Pay particular attention to the switching rules
Statements of advice recommending clients change insurance products, ie switches, need to comply with paragraphs 154 and 155 of RG 175 paragraphs 154 and 155 of RG 175 regarding the costs, benefits and other significant consequences of the switch for the client.
Advisers should also be more open minded on whether the client’s existing insurance arrangements are effective. Products have relatively uniform characteristics, and often there is no significant difference for the client. Lower premiums can be a reason to switch, but the saving has to be material and not trivial. Better service can also be a reason to switch, but the extra cost must be explained to the client in the SOA.
Usually the decision to change policies will be driven by dollar based economics, ie a better after tax premium to after tax benefit ratio. But non-dollar based benefits, such as perceived expected superior service, can be a reason to change provided any additional cost is explained in the SOA.
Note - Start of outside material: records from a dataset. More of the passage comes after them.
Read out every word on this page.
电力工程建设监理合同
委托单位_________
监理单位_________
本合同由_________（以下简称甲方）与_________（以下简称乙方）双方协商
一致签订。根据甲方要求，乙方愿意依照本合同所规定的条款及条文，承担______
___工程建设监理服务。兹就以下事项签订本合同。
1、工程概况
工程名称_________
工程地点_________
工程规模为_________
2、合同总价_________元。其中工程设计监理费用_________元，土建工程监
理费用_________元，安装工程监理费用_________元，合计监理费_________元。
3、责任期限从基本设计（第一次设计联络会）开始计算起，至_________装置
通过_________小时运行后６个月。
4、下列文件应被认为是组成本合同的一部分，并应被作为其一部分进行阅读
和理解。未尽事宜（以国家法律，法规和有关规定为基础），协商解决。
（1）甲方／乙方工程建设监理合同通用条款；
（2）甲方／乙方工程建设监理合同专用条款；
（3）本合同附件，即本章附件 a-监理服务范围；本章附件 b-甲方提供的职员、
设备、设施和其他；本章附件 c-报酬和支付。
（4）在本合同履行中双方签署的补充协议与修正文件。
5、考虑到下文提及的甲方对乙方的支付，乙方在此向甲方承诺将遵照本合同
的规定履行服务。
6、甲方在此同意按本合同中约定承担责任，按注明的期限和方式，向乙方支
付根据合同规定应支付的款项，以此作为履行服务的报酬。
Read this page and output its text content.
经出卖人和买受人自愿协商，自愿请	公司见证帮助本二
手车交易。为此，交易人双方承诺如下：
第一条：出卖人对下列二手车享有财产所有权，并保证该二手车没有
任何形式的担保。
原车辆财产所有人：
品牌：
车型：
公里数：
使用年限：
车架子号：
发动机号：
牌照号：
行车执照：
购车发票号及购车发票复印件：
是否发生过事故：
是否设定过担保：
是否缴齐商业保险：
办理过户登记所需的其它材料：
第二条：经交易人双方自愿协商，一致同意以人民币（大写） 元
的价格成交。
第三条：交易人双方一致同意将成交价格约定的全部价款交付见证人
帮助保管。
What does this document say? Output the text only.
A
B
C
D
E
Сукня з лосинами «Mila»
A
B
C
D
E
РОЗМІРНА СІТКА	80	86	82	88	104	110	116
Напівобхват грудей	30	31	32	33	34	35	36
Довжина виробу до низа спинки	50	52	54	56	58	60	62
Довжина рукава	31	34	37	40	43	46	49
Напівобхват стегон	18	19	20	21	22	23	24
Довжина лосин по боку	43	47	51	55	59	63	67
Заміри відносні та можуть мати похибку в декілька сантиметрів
Advisers should be prepared to recommend their clients stay with their policies and not lapse them when it is in their best interests to do so, is appropriate to the client and where this prioritises the client’s interest over the adviser’s interests.
Obviously sub-section 29(3) of the Insurance Contracts Act must be drawn to your client’s attention and you must take reasonable steps to prove you have advised your client to disclose all relevant matters including health matters to the new insurer.
Make sure the new insurer has accepted your client’s application and the new policy is in force before you lapse the old policy, to ensure your client has continuity of cover.